The area is usually dry between May and September, which are largely winter months. It experiences snow every month of the year. The snow and drainage, which includes the Orange River, Tugela River and the tributaries of the Caledon River make this the source of much of Southern Africa's fresh water.

The sources of two of the principal rivers in South Africa, the Orange River, known as Senqu in Lesotho, and the Tugela River, are in these mountains. Tributaries of the Caledon River, known as Mohokare in Lesotho, which forms the country's western border, also rise here, and the Makhaleng River rises on the flanks of Machache (2886 m).

==Economic activities==
The two countries are also largely economically different—with Lesotho being one of the least developed countries in the world and South Africa being among Africa's biggest economies. Socially, Lesotho and the Free State province of South Africa both have Sotho as the dominant culture. Like much of Lesotho, this bioregion is significantly rural and with limited commercial activity. South Africa has established and diversified the economy of the area, using it for agriculture and tourism. The topography in the South African portion makes it more accessible and useful for livestock farming, crop production and tourism. Temperature extremes in winter and summer also cause seasonal limitations. The mountain range also contains both of southern Africa's only ski resorts, Tiffindell Ski Resort and Afriski.

==Protected areas==
In the early 1980s, officials from Lesotho approached the Ezemvelo KZN Wildlife (previously known as the Natal Parks Board) to propose the collaborative management of the bioregion to protect its natural and cultural heritage.
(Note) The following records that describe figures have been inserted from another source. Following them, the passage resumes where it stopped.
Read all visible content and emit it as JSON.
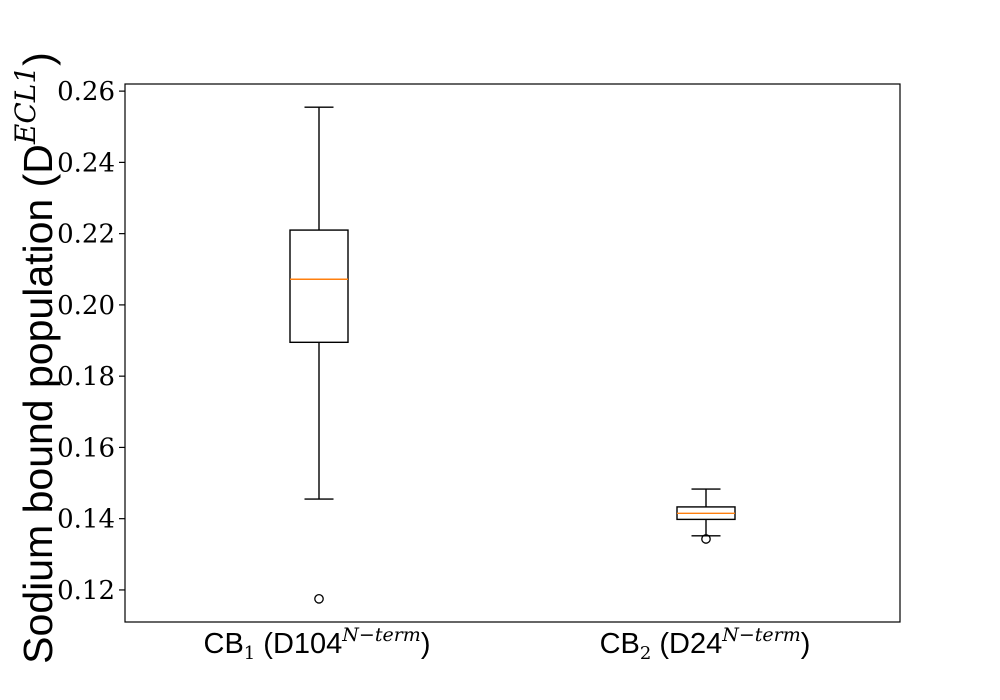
{
  "chart_data": {
    "type": "box",
    "title": "",
    "ylabel": {
      "text": "Sodium bound population (D",
      "superscript": "ECL1",
      "suffix": ")"
    },
    "ylim": [
      0.111,
      0.262
    ],
    "yticks": [
      0.12,
      0.14,
      0.16,
      0.18,
      0.2,
      0.22,
      0.24,
      0.26
    ],
    "ytick_labels": [
      "0.12",
      "0.14",
      "0.16",
      "0.18",
      "0.20",
      "0.22",
      "0.24",
      "0.26"
    ],
    "grid": false,
    "categories": [
      {
        "base": "CB",
        "subscript": "1",
        "mid": " (D104",
        "superscript": "N−term",
        "suffix": ")"
      },
      {
        "base": "CB",
        "subscript": "2",
        "mid": " (D24",
        "superscript": "N−term",
        "suffix": ")"
      }
    ],
    "boxes": [
      {
        "whisker_low": 0.1455,
        "q1": 0.1895,
        "median": 0.2072,
        "q3": 0.221,
        "whisker_high": 0.2555,
        "outliers": [
          0.1175
        ]
      },
      {
        "whisker_low": 0.1352,
        "q1": 0.1398,
        "median": 0.1415,
        "q3": 0.1433,
        "whisker_high": 0.1483,
        "outliers": [
          0.1343
        ]
      }
    ],
    "colors": {
      "box": "#000000",
      "median": "#ff7f0e"
    }
  }
}
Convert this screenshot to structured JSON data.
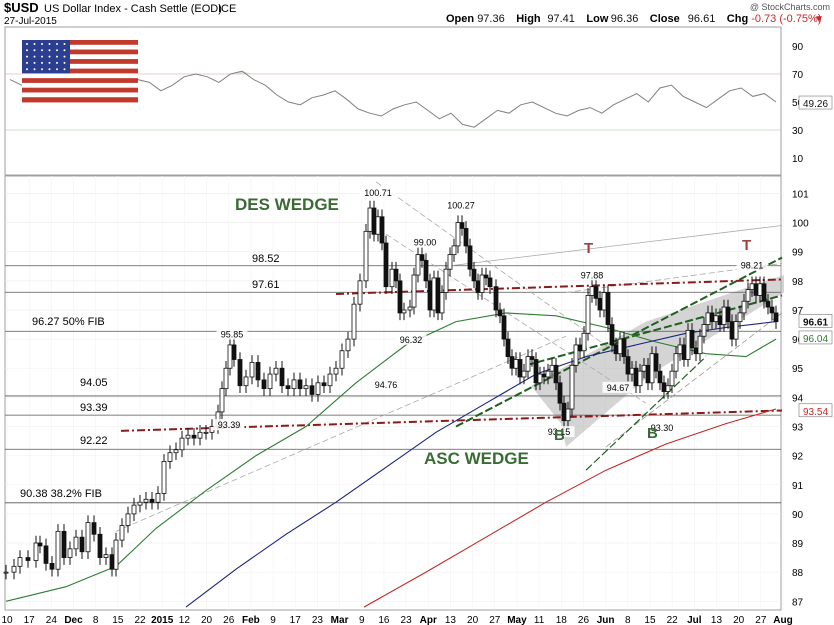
{
  "header": {
    "symbol": "$USD",
    "name": "US Dollar Index - Cash Settle (EOD)",
    "exchange": "ICE",
    "date": "27-Jul-2015",
    "watermark": "@ StockCharts.com",
    "ohlc": [
      {
        "label": "Open",
        "value": "97.36"
      },
      {
        "label": "High",
        "value": "97.41"
      },
      {
        "label": "Low",
        "value": "96.36"
      },
      {
        "label": "Close",
        "value": "96.61"
      },
      {
        "label": "Chg",
        "value": "-0.73 (-0.75%)"
      }
    ],
    "chg_arrow": "▼"
  },
  "colors": {
    "candle": "#111111",
    "sma50": "#2e7d32",
    "sma100": "#1a237e",
    "sma200": "#c62828",
    "resistance": "#8b1a1a",
    "wedge_green": "#1f5f1f",
    "label_green": "#3a6b35",
    "label_red": "#a04040",
    "rsi_line": "#808080",
    "rsi_fill": "#cfe3cf",
    "shade": "#b0b0b0"
  },
  "annotations": {
    "des_wedge": "DES WEDGE",
    "asc_wedge": "ASC WEDGE",
    "t1": "T",
    "t2": "T",
    "b1": "B",
    "b2": "B",
    "fib50": "96.27  50% FIB",
    "fib382": "90.38  38.2% FIB",
    "lvl_9852": "98.52",
    "lvl_9761": "97.61",
    "lvl_9405": "94.05",
    "lvl_9339": "93.39",
    "lvl_9222": "92.22"
  },
  "badges": {
    "rsi": "49.26",
    "close": "96.61",
    "sma50": "96.04",
    "sma200": "93.54"
  },
  "rsi": {
    "ticks": [
      "90",
      "70",
      "50",
      "30",
      "10"
    ],
    "tick_values": [
      90,
      70,
      50,
      30,
      10
    ],
    "overbought": 70,
    "oversold": 30,
    "values": [
      66,
      62,
      60,
      65,
      70,
      64,
      59,
      63,
      66,
      62,
      60,
      66,
      64,
      58,
      62,
      68,
      70,
      68,
      64,
      70,
      72,
      66,
      62,
      55,
      50,
      48,
      53,
      55,
      58,
      52,
      45,
      42,
      40,
      45,
      48,
      50,
      44,
      38,
      42,
      34,
      32,
      38,
      44,
      42,
      48,
      50,
      46,
      42,
      40,
      44,
      46,
      42,
      48,
      52,
      56,
      50,
      60,
      62,
      54,
      50,
      46,
      52,
      58,
      60,
      54,
      56,
      50
    ]
  },
  "chart_data": {
    "type": "candlestick",
    "title": "$USD US Dollar Index - Cash Settle (EOD)",
    "ylim": [
      86.7,
      101.6
    ],
    "y_ticks": [
      87,
      88,
      89,
      90,
      91,
      92,
      93,
      94,
      95,
      96,
      97,
      98,
      99,
      100,
      101
    ],
    "x_ticks": [
      "10",
      "17",
      "24",
      "Dec",
      "8",
      "15",
      "22",
      "2015",
      "12",
      "20",
      "26",
      "Feb",
      "9",
      "17",
      "23",
      "Mar",
      "9",
      "16",
      "23",
      "Apr",
      "13",
      "20",
      "27",
      "May",
      "11",
      "18",
      "26",
      "Jun",
      "8",
      "15",
      "22",
      "Jul",
      "13",
      "20",
      "27",
      "Aug"
    ],
    "points": [
      [
        0,
        88.0
      ],
      [
        8,
        88.2
      ],
      [
        14,
        88.5
      ],
      [
        22,
        88.4
      ],
      [
        30,
        89.0
      ],
      [
        34,
        88.9
      ],
      [
        40,
        88.3
      ],
      [
        46,
        88.1
      ],
      [
        52,
        89.4
      ],
      [
        58,
        88.5
      ],
      [
        64,
        88.8
      ],
      [
        70,
        89.2
      ],
      [
        76,
        88.7
      ],
      [
        82,
        89.7
      ],
      [
        88,
        89.3
      ],
      [
        94,
        88.5
      ],
      [
        100,
        88.6
      ],
      [
        106,
        88.1
      ],
      [
        110,
        89.1
      ],
      [
        116,
        89.6
      ],
      [
        122,
        90.0
      ],
      [
        128,
        90.3
      ],
      [
        134,
        90.4
      ],
      [
        140,
        90.5
      ],
      [
        146,
        90.4
      ],
      [
        152,
        90.7
      ],
      [
        158,
        91.8
      ],
      [
        164,
        92.1
      ],
      [
        170,
        92.2
      ],
      [
        176,
        92.6
      ],
      [
        182,
        92.7
      ],
      [
        188,
        92.6
      ],
      [
        194,
        92.8
      ],
      [
        200,
        92.8
      ],
      [
        206,
        93.0
      ],
      [
        212,
        93.5
      ],
      [
        216,
        94.3
      ],
      [
        220,
        95.0
      ],
      [
        224,
        95.8
      ],
      [
        228,
        95.3
      ],
      [
        234,
        94.4
      ],
      [
        240,
        94.7
      ],
      [
        246,
        95.2
      ],
      [
        252,
        94.6
      ],
      [
        258,
        94.3
      ],
      [
        264,
        94.8
      ],
      [
        270,
        95.0
      ],
      [
        276,
        94.4
      ],
      [
        282,
        94.3
      ],
      [
        288,
        94.6
      ],
      [
        294,
        94.3
      ],
      [
        300,
        94.4
      ],
      [
        306,
        94.1
      ],
      [
        312,
        94.5
      ],
      [
        318,
        94.4
      ],
      [
        324,
        94.8
      ],
      [
        330,
        95.0
      ],
      [
        336,
        95.6
      ],
      [
        342,
        96.0
      ],
      [
        348,
        97.2
      ],
      [
        354,
        98.0
      ],
      [
        360,
        99.7
      ],
      [
        364,
        100.5
      ],
      [
        368,
        99.6
      ],
      [
        372,
        100.2
      ],
      [
        376,
        99.3
      ],
      [
        380,
        97.8
      ],
      [
        386,
        98.4
      ],
      [
        390,
        98.0
      ],
      [
        394,
        96.9
      ],
      [
        398,
        97.0
      ],
      [
        404,
        97.1
      ],
      [
        408,
        98.2
      ],
      [
        412,
        98.9
      ],
      [
        416,
        98.7
      ],
      [
        420,
        98.0
      ],
      [
        424,
        97.0
      ],
      [
        428,
        98.1
      ],
      [
        432,
        96.9
      ],
      [
        436,
        97.6
      ],
      [
        440,
        98.4
      ],
      [
        444,
        98.9
      ],
      [
        448,
        99.2
      ],
      [
        452,
        100.0
      ],
      [
        456,
        99.8
      ],
      [
        460,
        99.2
      ],
      [
        464,
        98.4
      ],
      [
        468,
        98.0
      ],
      [
        472,
        97.6
      ],
      [
        476,
        98.2
      ],
      [
        480,
        98.1
      ],
      [
        484,
        97.8
      ],
      [
        490,
        97.0
      ],
      [
        494,
        96.8
      ],
      [
        498,
        96.0
      ],
      [
        502,
        95.4
      ],
      [
        506,
        95.0
      ],
      [
        510,
        95.3
      ],
      [
        514,
        94.7
      ],
      [
        518,
        94.9
      ],
      [
        522,
        95.4
      ],
      [
        526,
        95.3
      ],
      [
        530,
        94.5
      ],
      [
        534,
        94.8
      ],
      [
        538,
        94.7
      ],
      [
        542,
        94.9
      ],
      [
        546,
        95.1
      ],
      [
        550,
        94.5
      ],
      [
        554,
        93.8
      ],
      [
        558,
        93.2
      ],
      [
        562,
        93.6
      ],
      [
        566,
        95.1
      ],
      [
        570,
        95.8
      ],
      [
        574,
        95.6
      ],
      [
        578,
        96.2
      ],
      [
        582,
        97.5
      ],
      [
        586,
        97.8
      ],
      [
        590,
        97.4
      ],
      [
        594,
        97.0
      ],
      [
        598,
        97.6
      ],
      [
        602,
        96.5
      ],
      [
        606,
        95.8
      ],
      [
        610,
        95.5
      ],
      [
        614,
        96.0
      ],
      [
        618,
        95.4
      ],
      [
        622,
        94.8
      ],
      [
        626,
        95.0
      ],
      [
        630,
        94.4
      ],
      [
        634,
        94.9
      ],
      [
        638,
        95.1
      ],
      [
        642,
        94.5
      ],
      [
        646,
        95.5
      ],
      [
        650,
        94.9
      ],
      [
        654,
        94.5
      ],
      [
        658,
        94.2
      ],
      [
        662,
        94.4
      ],
      [
        666,
        94.9
      ],
      [
        670,
        95.5
      ],
      [
        674,
        95.8
      ],
      [
        678,
        95.3
      ],
      [
        682,
        96.3
      ],
      [
        686,
        95.7
      ],
      [
        690,
        95.5
      ],
      [
        694,
        96.1
      ],
      [
        698,
        96.5
      ],
      [
        702,
        96.9
      ],
      [
        706,
        96.6
      ],
      [
        710,
        96.8
      ],
      [
        714,
        96.5
      ],
      [
        718,
        97.1
      ],
      [
        722,
        96.6
      ],
      [
        726,
        96.0
      ],
      [
        730,
        96.6
      ],
      [
        734,
        96.9
      ],
      [
        738,
        97.3
      ],
      [
        742,
        97.7
      ],
      [
        746,
        97.9
      ],
      [
        750,
        97.5
      ],
      [
        754,
        97.9
      ],
      [
        758,
        97.3
      ],
      [
        762,
        97.1
      ],
      [
        766,
        96.9
      ],
      [
        770,
        96.6
      ]
    ],
    "labels": [
      {
        "text": "100.71",
        "x": 372,
        "y": 100.71
      },
      {
        "text": "100.27",
        "x": 455,
        "y": 100.27
      },
      {
        "text": "99.00",
        "x": 419,
        "y": 99.0
      },
      {
        "text": "98.21",
        "x": 746,
        "y": 98.21
      },
      {
        "text": "97.88",
        "x": 586,
        "y": 97.88
      },
      {
        "text": "96.32",
        "x": 405,
        "y": 96.32
      },
      {
        "text": "95.85",
        "x": 226,
        "y": 95.85
      },
      {
        "text": "94.76",
        "x": 380,
        "y": 94.76
      },
      {
        "text": "94.67",
        "x": 612,
        "y": 94.67
      },
      {
        "text": "93.39",
        "x": 223,
        "y": 93.39
      },
      {
        "text": "93.15",
        "x": 553,
        "y": 93.15
      },
      {
        "text": "93.30",
        "x": 656,
        "y": 93.3
      }
    ],
    "series": [
      {
        "name": "sma50",
        "points": [
          [
            0,
            87.0
          ],
          [
            60,
            87.5
          ],
          [
            110,
            88.2
          ],
          [
            150,
            89.5
          ],
          [
            200,
            90.8
          ],
          [
            250,
            92.0
          ],
          [
            300,
            93.0
          ],
          [
            350,
            94.5
          ],
          [
            400,
            95.8
          ],
          [
            450,
            96.6
          ],
          [
            500,
            96.9
          ],
          [
            550,
            96.8
          ],
          [
            600,
            96.4
          ],
          [
            650,
            95.9
          ],
          [
            700,
            95.5
          ],
          [
            740,
            95.4
          ],
          [
            770,
            96.0
          ]
        ]
      },
      {
        "name": "sma100",
        "points": [
          [
            180,
            86.8
          ],
          [
            230,
            88.1
          ],
          [
            280,
            89.3
          ],
          [
            330,
            90.4
          ],
          [
            380,
            91.6
          ],
          [
            430,
            92.8
          ],
          [
            480,
            93.8
          ],
          [
            530,
            94.8
          ],
          [
            580,
            95.4
          ],
          [
            630,
            95.8
          ],
          [
            680,
            96.2
          ],
          [
            720,
            96.4
          ],
          [
            770,
            96.6
          ]
        ]
      },
      {
        "name": "sma200",
        "points": [
          [
            358,
            86.8
          ],
          [
            420,
            88.0
          ],
          [
            480,
            89.2
          ],
          [
            540,
            90.4
          ],
          [
            600,
            91.5
          ],
          [
            660,
            92.4
          ],
          [
            720,
            93.1
          ],
          [
            770,
            93.6
          ]
        ]
      }
    ],
    "hlines": [
      98.52,
      97.61,
      96.27,
      94.05,
      93.39,
      92.22,
      90.38
    ]
  }
}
This eventually led to the signing of the Giant's Castle Declaration in 1997. Since then the two countries have been making a concerted effort towards the protection and sustainable use of the Maloti-Drakensberg Mountains.

The Golden Gate Highlands National Park includes parts of the northeastern end of the Maloti Range. Other parks in this high mountain area are the Sehlabathebe National Park in Lesotho and the uKhahlamba / Drakensberg Park spanning parts of both KwaZulu-Natal province and Lesotho. These parks are part of the Maloti-Drakensberg Transfrontier Conservation Area.